Things are start­ing to look dire.  The Per­se­ver­ance has been sail­ing for two months and they still haven’t seen land.  The crew is start­ing to encounter lousy weath­er, and worse, the ship is run­ning short on food.


August 18th, 1818
W. Lon. 53, N. Lat. 40 Degrees 50’

We were now in the Gulf Stream and this cur­rent retard­ed our progress very much. This stream ris­es at the mouth of the riv­er La Pla­ta, South Amer­i­ca, increas­es in rapid­i­ty pass­ing through the Gulf of Mex­i­co until it reach­es the Gulf of Flori­da from which it takes its name. Here it runs at the rate of 8 miles an hour. From this it runs along the Amer­i­can coast below the Bank of New­found­land and los­es itself in the North Atlantic Ocean. We crossed it in Lat. 40 degrees where it runs 2–1/2 miles an hour, con­se­quent­ly our progress was slow.
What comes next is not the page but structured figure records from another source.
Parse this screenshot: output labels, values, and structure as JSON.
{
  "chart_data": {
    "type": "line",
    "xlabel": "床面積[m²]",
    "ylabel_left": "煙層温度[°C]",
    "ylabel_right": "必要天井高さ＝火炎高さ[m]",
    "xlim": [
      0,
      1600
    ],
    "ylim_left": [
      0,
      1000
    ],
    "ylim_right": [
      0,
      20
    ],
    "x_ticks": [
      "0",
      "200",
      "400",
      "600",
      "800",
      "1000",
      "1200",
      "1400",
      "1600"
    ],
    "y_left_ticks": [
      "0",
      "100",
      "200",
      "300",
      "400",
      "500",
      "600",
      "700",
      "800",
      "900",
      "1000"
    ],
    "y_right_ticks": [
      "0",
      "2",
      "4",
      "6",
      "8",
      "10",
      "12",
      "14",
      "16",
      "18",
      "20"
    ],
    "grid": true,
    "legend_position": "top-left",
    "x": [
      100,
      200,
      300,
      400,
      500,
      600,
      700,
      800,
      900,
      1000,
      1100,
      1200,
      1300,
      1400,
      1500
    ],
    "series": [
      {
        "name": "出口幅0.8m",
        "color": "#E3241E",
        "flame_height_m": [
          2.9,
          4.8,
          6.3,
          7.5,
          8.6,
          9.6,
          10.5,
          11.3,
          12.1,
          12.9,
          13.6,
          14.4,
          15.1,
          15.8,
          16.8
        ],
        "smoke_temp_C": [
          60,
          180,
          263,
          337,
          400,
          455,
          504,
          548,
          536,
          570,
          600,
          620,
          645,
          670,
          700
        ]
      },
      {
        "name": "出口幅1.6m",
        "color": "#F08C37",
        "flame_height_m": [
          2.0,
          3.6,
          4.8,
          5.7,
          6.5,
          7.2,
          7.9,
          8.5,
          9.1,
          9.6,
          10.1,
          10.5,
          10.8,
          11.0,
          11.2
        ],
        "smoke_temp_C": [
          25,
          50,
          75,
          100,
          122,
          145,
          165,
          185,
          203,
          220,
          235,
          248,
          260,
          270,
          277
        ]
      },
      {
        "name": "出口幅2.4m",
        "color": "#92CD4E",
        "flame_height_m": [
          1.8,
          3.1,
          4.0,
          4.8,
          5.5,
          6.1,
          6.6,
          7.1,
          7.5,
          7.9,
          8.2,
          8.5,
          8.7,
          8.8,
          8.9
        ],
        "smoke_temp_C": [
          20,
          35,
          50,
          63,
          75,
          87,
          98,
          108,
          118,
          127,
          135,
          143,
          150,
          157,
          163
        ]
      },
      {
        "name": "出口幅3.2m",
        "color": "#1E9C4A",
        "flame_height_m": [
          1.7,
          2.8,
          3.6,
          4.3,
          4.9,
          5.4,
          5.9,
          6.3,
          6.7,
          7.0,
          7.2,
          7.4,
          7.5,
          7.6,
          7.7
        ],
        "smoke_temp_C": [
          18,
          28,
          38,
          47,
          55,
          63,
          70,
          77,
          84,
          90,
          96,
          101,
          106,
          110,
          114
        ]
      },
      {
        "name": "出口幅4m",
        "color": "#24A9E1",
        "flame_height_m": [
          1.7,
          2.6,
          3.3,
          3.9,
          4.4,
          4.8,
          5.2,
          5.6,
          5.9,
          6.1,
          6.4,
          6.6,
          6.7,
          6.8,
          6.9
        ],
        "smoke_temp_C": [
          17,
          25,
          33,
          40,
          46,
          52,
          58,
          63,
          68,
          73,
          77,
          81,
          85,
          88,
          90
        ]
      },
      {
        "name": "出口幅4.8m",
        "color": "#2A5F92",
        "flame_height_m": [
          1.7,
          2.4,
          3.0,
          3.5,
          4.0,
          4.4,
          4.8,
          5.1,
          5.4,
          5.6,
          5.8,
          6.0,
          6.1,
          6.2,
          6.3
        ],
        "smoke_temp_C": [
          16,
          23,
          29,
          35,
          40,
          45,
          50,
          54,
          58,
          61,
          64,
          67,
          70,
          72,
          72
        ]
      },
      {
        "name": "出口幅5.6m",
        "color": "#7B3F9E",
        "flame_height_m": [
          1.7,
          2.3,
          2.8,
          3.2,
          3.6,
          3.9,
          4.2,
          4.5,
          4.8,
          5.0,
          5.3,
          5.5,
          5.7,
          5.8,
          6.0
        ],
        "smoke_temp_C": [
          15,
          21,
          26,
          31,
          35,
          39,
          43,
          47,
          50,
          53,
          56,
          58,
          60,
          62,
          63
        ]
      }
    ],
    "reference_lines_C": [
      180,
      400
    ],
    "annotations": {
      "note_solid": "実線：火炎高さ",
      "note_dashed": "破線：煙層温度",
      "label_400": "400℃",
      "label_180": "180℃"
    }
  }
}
Emi­grant ship dur­ing a storm.

Great quan­ti­ties of gulls were seen float­ing here­abouts. Here we expe­ri­enced the great­est thun­der­storms I ever wit­nessed. The rain fell in aston­ish­ing quan­ti­ties and we took advan­tage of this to add to our sup­ply of fresh water by col­lect­ing all that fell on deck. I sup­pose that the great evap­o­ra­tion from this stream warmed by a south­ern sun caus­es these uncom­mon and fre­quent rains.

24th Aug.
W. Lon. 60, N. Lat. 40 Degrees 50’

We had now been upwards of 60 days from land and no sign of approach­ing our des­tined har­bour. Pro­vi­sions began to get scarce. Water was near­ly done and coal very scarce. The old proverb of “Emp­ty mangers make bit­ing hors­es,” was ver­i­fied to a cer­tain­ty. Some said that the Capt. was going to the Dev­il for all they knew as they were sure he had lost his reck­on­ing and oth­ers swore that we would be oblig­ed to eat our shoes before we seen land again. Our mur­mur­ing increased dai­ly espe­cial­ly while the wind was con­trary. But when it turned fair all was well as long as it con­tin­ued so. Thus did our igno­rant, ungrate­ful pas­sen­gers annoy the Capt. by their idle and use­less mur­murs. To qui­et them, I have often known him to divide his own cab­in stores with them.